The idea of creating a D0-brane-anti-D0-brane pair is creative but it doesn't work because D0-branes - and other D-branes - are too heavy and the string simply can't have enough energy to create these new heavy objects (unless the string carries so much vibrational energy on it that the perturbative expansions are hopelessly broken).
The D0-brane mass goes like $m_s/g_s$ which is the same mass as $1/g_s$ times the string length of a string. One would need to use a very long piece of string to get the required energy for the creation of the new D0-brane and its antiparticle - and this won't happen. This is true not just for D0-branes but all D-branes - all their tensions are proportional to $1/g_s$.
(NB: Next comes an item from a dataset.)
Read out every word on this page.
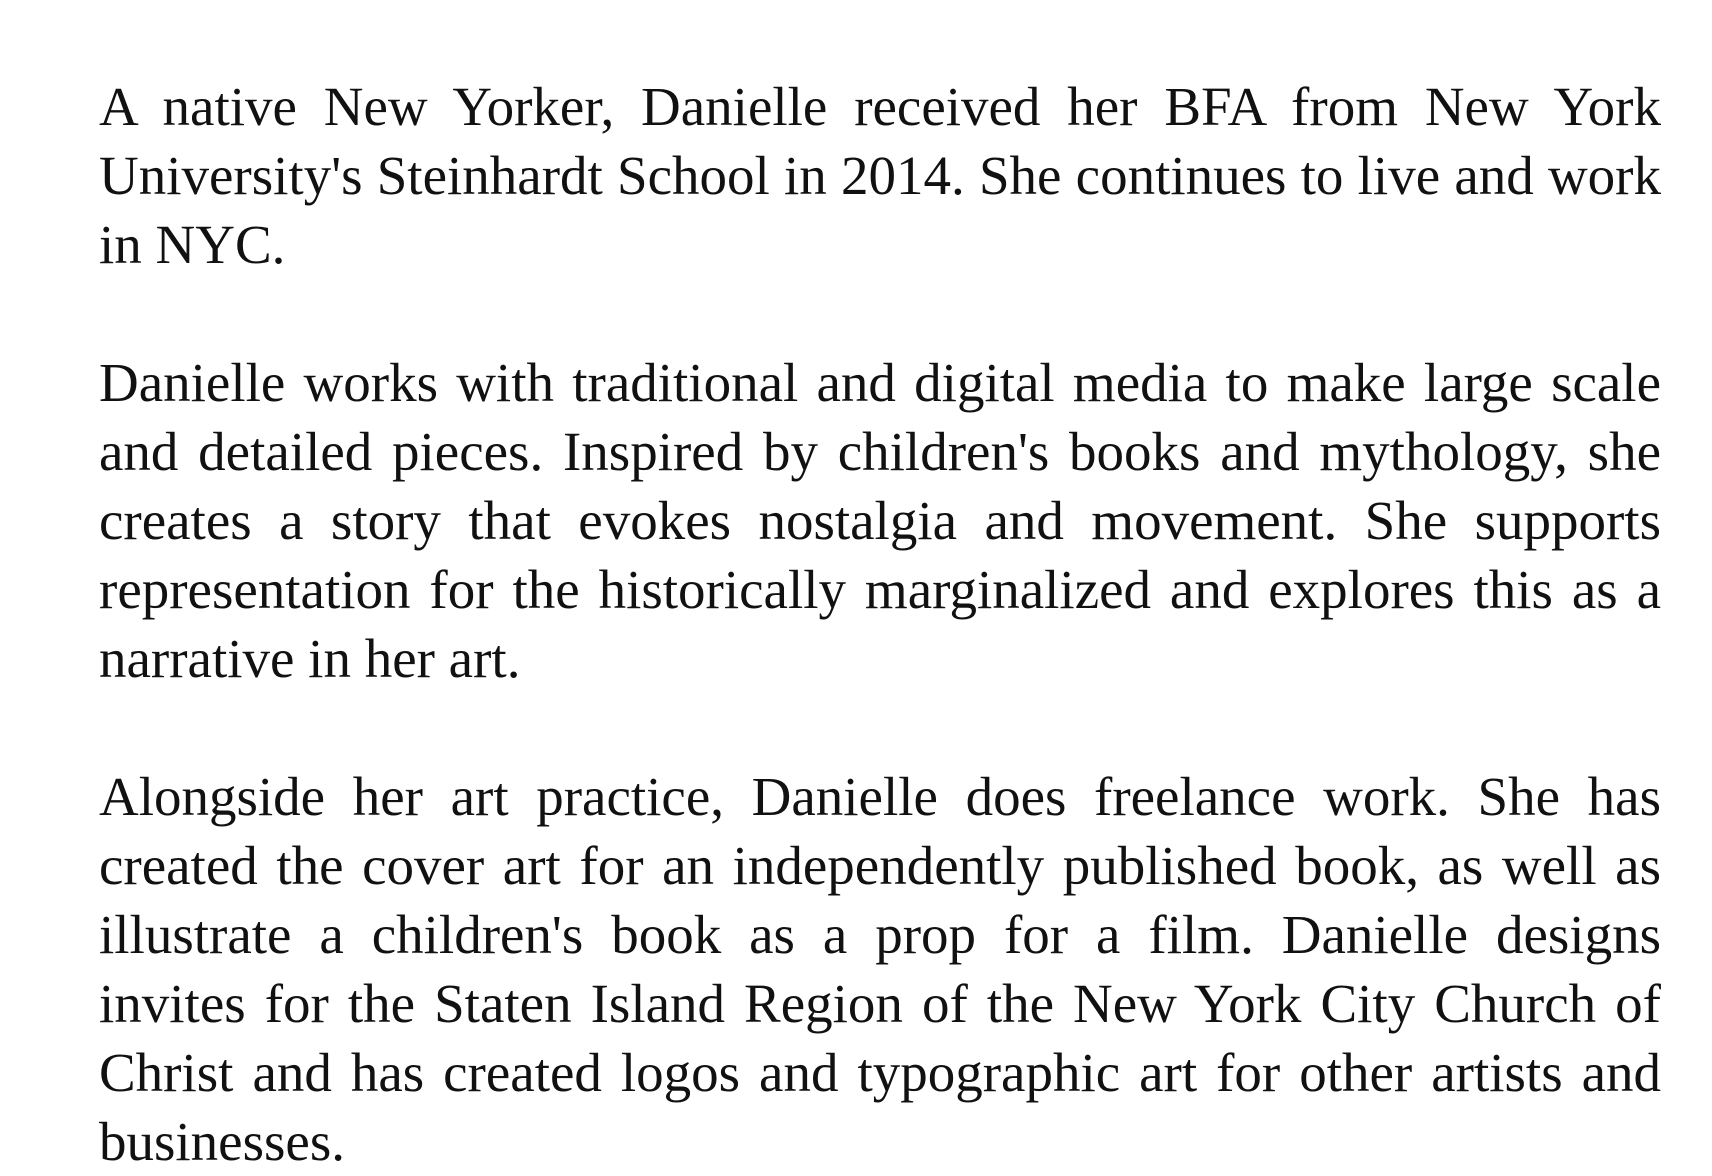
A native New Yorker, Danielle received her BFA from New York University's Steinhardt School in 2014. She continues to live and work in NYC.

Danielle works with traditional and digital media to make large scale and detailed pieces. Inspired by children's books and mythology, she creates a story that evokes nostalgia and movement. She supports representation for the historically marginalized and explores this as a narrative in her art.

Alongside her art practice, Danielle does freelance work. She has created the cover art for an independently published book, as well as illustrate a children's book as a prop for a film. Danielle designs invites for the Staten Island Region of the New York City Church of Christ and has created logos and typographic art for other artists and businesses.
Alternatively, a D0-brane carries the same mass/energy as a highly excited string mode whose excitation level is $1/g_s$ - well, in fact, it has to be $N\approx 1/g_s^2$ because it's the squared mass that $N$ is proportional to. For such super excited modes, the perturbative approximation of string theory doesn't work. Indeed, the fact that non-perturbative objects such as D0-branes may emerge out of the energy of strings is a way to prove that the perturbative expansions fail.
Non-perturbatively, for large enough values of $g_s$, anything can happen. The perturbative expansions fail, D-branes become as easy-to-be-created as the (no longer) fundamental strings, and there are lots of open strings attached to cheap D0-branes and other D-branes flying in a region with not so high energy.